The flight – with aircraft number 73055 – took place from Irkutsk aviation plant’s airfield on 15 December and lasted about 1h 25min.
It was crewed by two test pilots and an engineer, and the flight involved initial powerplant checks as well as tests on the stability of the aircraft.
The sortie follows Russian trade and industry minister Denis Manturov’s claims that the aircraft would fly by the end of this year.
“Today we see the result of a consistent state policy in the development of high-tech industries,” he says, adding that this has “created a new generation of designers and production workers”.
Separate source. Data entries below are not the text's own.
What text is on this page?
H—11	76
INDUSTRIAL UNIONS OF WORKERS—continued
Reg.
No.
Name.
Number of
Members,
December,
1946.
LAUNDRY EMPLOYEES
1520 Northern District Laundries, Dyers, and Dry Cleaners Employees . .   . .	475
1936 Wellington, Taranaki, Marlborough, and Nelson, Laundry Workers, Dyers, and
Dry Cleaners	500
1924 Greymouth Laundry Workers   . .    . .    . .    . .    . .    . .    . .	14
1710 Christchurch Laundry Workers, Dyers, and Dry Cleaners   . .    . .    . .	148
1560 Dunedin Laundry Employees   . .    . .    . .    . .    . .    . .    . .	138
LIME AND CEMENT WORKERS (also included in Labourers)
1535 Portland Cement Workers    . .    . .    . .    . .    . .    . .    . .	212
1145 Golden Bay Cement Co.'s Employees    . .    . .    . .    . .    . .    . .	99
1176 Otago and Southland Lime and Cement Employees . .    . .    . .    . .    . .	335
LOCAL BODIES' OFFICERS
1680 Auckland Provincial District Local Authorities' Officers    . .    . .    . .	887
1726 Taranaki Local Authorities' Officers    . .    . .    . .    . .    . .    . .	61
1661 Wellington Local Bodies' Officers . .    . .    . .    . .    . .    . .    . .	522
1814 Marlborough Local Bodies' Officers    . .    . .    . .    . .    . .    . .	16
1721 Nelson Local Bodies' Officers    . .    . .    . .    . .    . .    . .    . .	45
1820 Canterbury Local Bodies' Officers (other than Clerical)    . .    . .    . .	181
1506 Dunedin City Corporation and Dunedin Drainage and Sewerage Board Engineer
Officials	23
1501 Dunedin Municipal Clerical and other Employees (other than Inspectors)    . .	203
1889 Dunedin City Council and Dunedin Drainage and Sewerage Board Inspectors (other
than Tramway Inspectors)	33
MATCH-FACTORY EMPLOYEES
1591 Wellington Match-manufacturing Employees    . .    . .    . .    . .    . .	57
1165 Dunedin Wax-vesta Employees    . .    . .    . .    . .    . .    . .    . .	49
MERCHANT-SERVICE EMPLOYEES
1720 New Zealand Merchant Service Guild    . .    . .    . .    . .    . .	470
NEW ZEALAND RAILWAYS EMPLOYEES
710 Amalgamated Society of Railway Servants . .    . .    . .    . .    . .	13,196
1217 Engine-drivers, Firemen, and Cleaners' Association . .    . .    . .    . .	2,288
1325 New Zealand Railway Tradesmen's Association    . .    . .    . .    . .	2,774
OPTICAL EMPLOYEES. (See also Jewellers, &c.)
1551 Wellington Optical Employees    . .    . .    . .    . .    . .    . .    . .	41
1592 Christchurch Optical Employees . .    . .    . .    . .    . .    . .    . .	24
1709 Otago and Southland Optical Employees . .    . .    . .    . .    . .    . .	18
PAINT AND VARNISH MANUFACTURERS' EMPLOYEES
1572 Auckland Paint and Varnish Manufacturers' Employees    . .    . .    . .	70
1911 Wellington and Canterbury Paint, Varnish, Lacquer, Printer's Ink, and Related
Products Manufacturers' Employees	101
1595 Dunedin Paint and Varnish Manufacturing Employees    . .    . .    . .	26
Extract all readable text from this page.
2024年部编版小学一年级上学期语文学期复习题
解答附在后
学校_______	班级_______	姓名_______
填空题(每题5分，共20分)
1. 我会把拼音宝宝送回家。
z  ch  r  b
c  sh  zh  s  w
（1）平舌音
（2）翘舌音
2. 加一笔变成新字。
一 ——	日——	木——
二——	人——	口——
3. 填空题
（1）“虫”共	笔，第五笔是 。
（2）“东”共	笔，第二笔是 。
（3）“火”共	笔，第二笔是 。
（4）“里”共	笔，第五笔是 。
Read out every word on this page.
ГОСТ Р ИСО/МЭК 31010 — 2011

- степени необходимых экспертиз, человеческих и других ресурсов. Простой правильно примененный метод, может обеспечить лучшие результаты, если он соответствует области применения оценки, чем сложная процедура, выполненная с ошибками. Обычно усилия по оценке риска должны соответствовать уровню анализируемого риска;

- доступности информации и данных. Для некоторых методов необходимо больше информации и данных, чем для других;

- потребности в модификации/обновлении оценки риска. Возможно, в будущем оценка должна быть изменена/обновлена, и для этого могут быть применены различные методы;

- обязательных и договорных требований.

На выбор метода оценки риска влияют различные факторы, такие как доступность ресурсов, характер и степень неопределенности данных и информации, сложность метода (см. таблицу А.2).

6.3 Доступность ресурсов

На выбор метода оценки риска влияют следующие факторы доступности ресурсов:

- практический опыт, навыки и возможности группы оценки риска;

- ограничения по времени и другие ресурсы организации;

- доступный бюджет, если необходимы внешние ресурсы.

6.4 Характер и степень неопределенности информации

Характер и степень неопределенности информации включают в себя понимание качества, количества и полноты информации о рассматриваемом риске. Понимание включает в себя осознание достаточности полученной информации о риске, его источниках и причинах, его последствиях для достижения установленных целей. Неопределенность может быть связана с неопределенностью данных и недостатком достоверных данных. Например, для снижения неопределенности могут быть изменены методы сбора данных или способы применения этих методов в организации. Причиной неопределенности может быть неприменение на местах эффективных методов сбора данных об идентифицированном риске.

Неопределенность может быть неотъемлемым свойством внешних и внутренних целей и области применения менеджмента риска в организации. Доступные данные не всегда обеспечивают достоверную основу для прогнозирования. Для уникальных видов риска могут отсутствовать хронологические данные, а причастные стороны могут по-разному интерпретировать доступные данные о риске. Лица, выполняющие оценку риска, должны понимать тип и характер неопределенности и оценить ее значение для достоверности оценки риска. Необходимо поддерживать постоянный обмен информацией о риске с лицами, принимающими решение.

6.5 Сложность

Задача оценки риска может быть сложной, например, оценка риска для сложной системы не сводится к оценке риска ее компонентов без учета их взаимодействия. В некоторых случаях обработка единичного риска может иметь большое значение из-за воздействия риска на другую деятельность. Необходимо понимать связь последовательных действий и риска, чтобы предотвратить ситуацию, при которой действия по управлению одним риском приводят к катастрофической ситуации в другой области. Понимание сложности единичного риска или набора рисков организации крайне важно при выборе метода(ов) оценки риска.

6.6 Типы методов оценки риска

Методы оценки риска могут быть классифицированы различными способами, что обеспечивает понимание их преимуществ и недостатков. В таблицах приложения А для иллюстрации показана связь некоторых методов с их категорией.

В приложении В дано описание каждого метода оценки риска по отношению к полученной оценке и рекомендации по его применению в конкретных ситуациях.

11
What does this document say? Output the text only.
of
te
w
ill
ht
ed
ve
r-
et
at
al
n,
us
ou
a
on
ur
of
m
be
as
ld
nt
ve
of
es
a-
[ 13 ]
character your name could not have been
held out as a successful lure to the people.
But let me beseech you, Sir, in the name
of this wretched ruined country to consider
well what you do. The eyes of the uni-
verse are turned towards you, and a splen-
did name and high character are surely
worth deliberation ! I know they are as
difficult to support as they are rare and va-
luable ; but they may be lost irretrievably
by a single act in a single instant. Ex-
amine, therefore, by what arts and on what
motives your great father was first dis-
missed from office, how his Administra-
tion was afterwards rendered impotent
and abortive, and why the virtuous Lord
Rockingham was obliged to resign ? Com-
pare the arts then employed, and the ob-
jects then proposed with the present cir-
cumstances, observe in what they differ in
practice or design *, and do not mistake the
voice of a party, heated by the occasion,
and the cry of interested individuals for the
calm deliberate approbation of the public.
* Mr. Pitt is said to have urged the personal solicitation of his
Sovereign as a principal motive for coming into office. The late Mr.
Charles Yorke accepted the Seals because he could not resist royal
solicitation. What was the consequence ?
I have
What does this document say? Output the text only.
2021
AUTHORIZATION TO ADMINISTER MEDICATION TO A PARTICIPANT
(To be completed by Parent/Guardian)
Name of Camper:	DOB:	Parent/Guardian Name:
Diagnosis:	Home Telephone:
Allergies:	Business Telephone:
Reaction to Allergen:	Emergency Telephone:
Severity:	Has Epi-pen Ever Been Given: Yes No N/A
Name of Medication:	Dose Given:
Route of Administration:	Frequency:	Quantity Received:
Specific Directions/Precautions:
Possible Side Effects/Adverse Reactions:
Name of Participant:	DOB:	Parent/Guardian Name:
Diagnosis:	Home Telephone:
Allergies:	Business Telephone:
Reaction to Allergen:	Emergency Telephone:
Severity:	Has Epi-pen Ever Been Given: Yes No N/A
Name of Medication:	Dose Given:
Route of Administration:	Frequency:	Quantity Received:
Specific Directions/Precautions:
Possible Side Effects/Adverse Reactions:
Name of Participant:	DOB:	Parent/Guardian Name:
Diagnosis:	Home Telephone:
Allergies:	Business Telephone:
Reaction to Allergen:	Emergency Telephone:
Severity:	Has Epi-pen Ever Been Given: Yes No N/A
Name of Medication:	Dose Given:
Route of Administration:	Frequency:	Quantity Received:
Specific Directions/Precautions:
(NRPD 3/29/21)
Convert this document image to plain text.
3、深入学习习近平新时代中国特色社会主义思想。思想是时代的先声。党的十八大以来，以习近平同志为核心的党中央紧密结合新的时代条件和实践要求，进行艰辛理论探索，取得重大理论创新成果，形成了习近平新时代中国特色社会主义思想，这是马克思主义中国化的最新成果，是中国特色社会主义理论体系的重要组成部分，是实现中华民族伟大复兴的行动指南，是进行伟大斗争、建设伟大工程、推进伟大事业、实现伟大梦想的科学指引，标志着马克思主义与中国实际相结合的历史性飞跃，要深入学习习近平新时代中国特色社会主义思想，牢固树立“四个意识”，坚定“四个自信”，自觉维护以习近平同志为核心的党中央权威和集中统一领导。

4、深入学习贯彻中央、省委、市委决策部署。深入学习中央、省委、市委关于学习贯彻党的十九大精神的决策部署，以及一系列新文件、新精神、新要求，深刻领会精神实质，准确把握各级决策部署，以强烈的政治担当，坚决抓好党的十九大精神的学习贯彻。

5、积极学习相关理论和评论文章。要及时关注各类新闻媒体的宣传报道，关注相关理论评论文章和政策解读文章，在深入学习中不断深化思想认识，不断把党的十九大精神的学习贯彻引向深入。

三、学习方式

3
Manturov adds that the MC-21-310’s first flight is the “fruits of labour from tens of thousands of people” working in the engine-manufacturing facilities.
State technology firm Rostec’s general director, Sergei Chemezov, adds that the occasion marks the “unification” of two major Russian civil aviation programmes, the MC-21 and PD-14.
The MC-21 had previously only flown with the rival Pratt & Whitney PW1400G engine. This variant of the twinjet is desginated the -300.
Chemezov says the MC-21 will “returns our country to the top league of world aviation”.
United Engine Corporation’s Aviadvigatel managing director, Alexander Inozemtsev, says the development of the PD-14 is a “breakthrough” for Russian powerplant manufacturing.
“For the first time in many years, a new, entirely-Russian engine has appeared,” he says.
Federal air transport regulator Rosaviatsia certified the PD-14 in 2018. The engine has a take-off thrust of 30,800lb (137kN) and a fan diameter of 1.9m.
Aviadvigatel says the specific fuel consumption of the engine is 10-15% lower than that of previous-generation engines, owing to the use of innovative technology and materials.